- Born: Richard James Kaegel 1939 (age 85–86) Belleville, Illinois, U.S.
- Occupation: Sportswriter
- Employer(s): Granite City Press Record, The Sporting News, Kansas City Star, MLB.com
- Spouse: Betty
- Awards: J. G. Taylor Spink Award

= Dick Kaegel =

American sportswriter

Richard James Kaegel (born October 1939) is an American sportswriter. As a beat writer, he covered the St. Louis Cardinals and Kansas City Royals of Major League Baseball, and also served as the editor-in-chief for The Sporting News.

==Biography==
Kaegel is from Belleville, Illinois. While he was a senior at Belleville Township High School, he was hired as a full-time sportswriter for the Belleville News-Democrat in 1956, at the age of 16, on the recommendation of his high school journalism teacher. The arrangement allowed him to work for the paper in the morning and complete his schooling in the afternoons.

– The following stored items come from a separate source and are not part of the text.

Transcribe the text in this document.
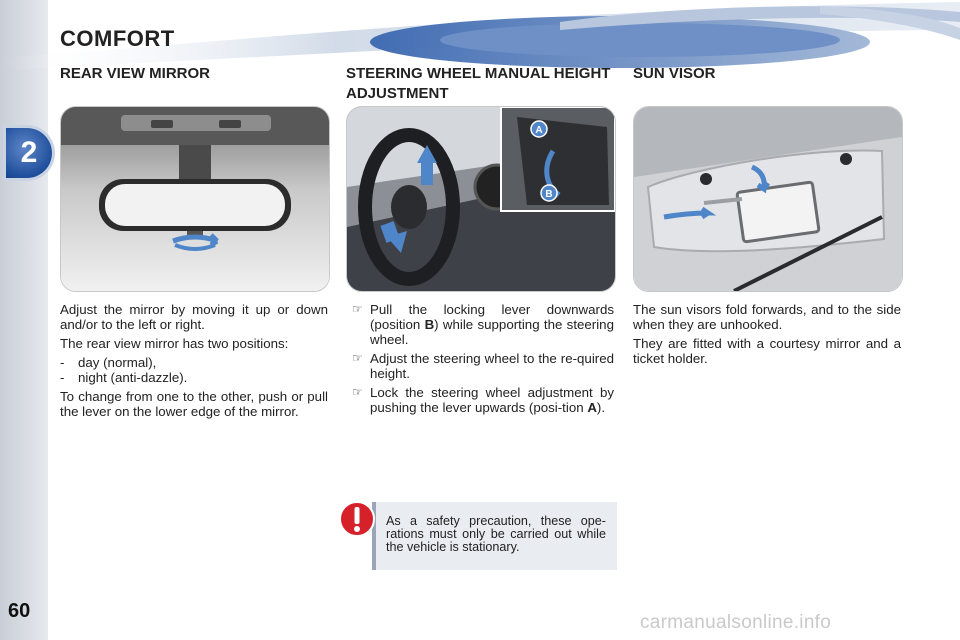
2
60
COMFORT
REAR VIEW MIRROR	STEERING WHEEL MANUAL HEIGHT ADJUSTMENT
SUN VISOR
A
B

Adjust the mirror by moving it up or down and/or to the left or right.

The rear view mirror has two positions:

-	day (normal),
-	night (anti-dazzle).

To change from one to the other, push or pull the lever on the lower edge of the mirror.

☞ Pull the locking lever downwards (position B) while supporting the steering wheel.
☞ Adjust the steering wheel to the re-quired height.
☞ Lock the steering wheel adjustment by pushing the lever upwards (posi-tion A).

As a safety precaution, these ope-rations must only be carried out while the vehicle is stationary.

The sun visors fold forwards, and to the side when they are unhooked.

They are fitted with a courtesy mirror and a ticket holder.

carmanualsonline.info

He graduated from high school in 1957 and earned a Bachelor of Journalism from the University of Missouri in 1961.

After graduating from college, Kaegel was hired as a sportswriter for the Columbia Daily Tribune. He worked for the Granite City Press Record in 1964 as their sports editor, covering the 1964 World Series. He worked for The Sporting News as an associate editor from 1965 through 1968. He then covered the St. Louis Cardinals for the St. Louis Post-Dispatch from 1968 through 1979. From 1979 through 1985, he was the editor-in-chief of The Sporting News. Kaegel was a sports columnist for the St. Louis Globe-Democrat from 1985 through 1986, and then covered the Kansas City Royals for the Kansas City Star from 1988 through 2003 and for MLB.com from 2004 until he retired in 2014. During the 2011 season, Kaegel covered all 162 games for the Royals four years after having a liver transplant. Kaegel also served as a voting member of the Veterans Committee in the 2012 and 2015 Baseball Hall of Fame balloting.

Kaegel was named the recipient of the J. G. Taylor Spink Award, subsequently renamed as the BBWAA Career Excellence Award, which is bestowed annually by the Baseball Writers' Association of America (BBWAA) with recipients honored during ceremonies at the National Baseball Hall of Fame in Cooperstown, New York.

==Personal life==
Kaegel and his wife, Betty, live in Lee's Summit, Missouri.